Quant à savoir comment de choses si disparates, d’inspiration médiévale et moderne, anachroniques et néanmoins respectueuses du temps du récit, Marie-Christine Questerbert parvient, malgré tout, à créer les conditions de la séduction, tout comme Aliénor qui très résolue se rapproche enfin de son époux alors que celui-ci a tant besogné à l’oublier, il faut s’en référer au mystère de la projection de nos désirs par un instrument auquel l’une et l’autre ont recours, quoique chacune à sa manière : la camera obscura grâce à laquelle on joue tout en étant sérieux, on fait semblant sans jamais cesser d’y croire, puis à l’intérieur de laquelle on finit par unir les différents.

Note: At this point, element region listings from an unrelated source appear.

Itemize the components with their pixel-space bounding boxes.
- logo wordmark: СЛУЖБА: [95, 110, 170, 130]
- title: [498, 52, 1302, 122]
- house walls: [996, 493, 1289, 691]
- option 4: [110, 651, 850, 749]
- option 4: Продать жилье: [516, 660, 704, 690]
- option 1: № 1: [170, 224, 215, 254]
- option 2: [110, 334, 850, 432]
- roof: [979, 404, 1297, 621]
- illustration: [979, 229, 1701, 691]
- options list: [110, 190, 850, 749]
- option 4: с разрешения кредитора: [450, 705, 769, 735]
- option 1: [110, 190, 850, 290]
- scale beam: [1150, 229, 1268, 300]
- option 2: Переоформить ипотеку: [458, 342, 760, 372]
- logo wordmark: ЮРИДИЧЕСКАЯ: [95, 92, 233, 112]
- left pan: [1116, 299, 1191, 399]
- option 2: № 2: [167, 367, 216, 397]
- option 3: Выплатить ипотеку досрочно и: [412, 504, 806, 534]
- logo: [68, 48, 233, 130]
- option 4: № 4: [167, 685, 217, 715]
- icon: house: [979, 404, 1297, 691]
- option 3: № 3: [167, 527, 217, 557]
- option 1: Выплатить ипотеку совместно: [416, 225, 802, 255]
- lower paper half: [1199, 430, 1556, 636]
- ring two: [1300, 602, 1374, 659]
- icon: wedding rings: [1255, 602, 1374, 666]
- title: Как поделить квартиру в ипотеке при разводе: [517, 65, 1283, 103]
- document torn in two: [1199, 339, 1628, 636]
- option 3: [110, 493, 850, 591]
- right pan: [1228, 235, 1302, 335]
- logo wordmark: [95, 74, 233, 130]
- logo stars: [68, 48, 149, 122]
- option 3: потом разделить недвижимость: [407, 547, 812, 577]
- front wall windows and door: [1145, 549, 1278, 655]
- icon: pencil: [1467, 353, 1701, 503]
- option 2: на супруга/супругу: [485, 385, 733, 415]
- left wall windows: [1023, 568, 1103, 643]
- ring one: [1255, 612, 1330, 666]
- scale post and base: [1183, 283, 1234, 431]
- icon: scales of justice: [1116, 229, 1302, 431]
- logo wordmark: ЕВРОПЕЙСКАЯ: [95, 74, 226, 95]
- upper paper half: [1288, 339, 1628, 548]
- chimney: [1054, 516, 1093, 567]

Ce conte n’est pas issu du DECAMERON mais le l’Heptameron de Magueritte de Navarre, qui elle-même s’inspira de Boccace.
cordialement.
Nat Anel Bee
Je n’ai pas lu Marguerite de Navarre et ce que vous dîtes n’est pas impossible (la notion de plagiat n’existe pas au Moyen Âge et l’Heptameron reprend peut-être de très près l’histoire de Boccace). Cependant, la jaquette du disque que je possède signale Boccace comme seule source. La réalisatrice se revendique aussi de Boccace et ne cite pas Marguerite de Navarre dans l’entretien que j’ai pu lire (et donc relu pour vérification 5 ans plus tard). Et c’est dommage si c’est vraiment sa source principale, notamment parce qu’elle parle de « fierté féminine » (ne pas citer cette autrice du XVIe s., c’est donc presque un coup manqué !).
Je copie le début de l’entretien.
Marie-Christine Questerbert : « Je suis partie en Italie, il y a quelques années pour approfondir l’écriture de scénario, et je me suis rendue compte, en cherchant bien, que le cinéma italien avait une sorte de « matrice » : l’écrivain Boccace. Il a rassemblé des récits qu’on entendait dans tous les pays de la Méditerranée, a mélangé différents courants, pour ensuite écrire Le Décaméron. Tous les petits modèles dramatiques utilisés dans le cinéma italien sont présents, en germe, dans cette oeuvre. Un jour, je suis arrivée par hasard dans le village natal de Boccace. Et là, mécaniquement et presque magiquement aussi, je me suis aperçue que sa maison existait toujours. J’ai frappé à la porte et une vieille dame, fardée, simplette, m’a ouvert et m’a dit qu’il y existait maintenant un petit musée. Je suis entrée, j’ai visité l’étage et en ouvrant Le Décaméron au hasard, je suis tombé sur ce petit conte Le Mari retrouvé. J’ai été frappée par l’anachronisme et la modernité du personnage féminin. »
(Entretien de Marie-Christine Questerbert et Caroline Ducey, réalisé pour le site Objectif cinéma en nov. 2000 par Nadia Meflah et Bernard Payen ; consulté le 5 mars 2021).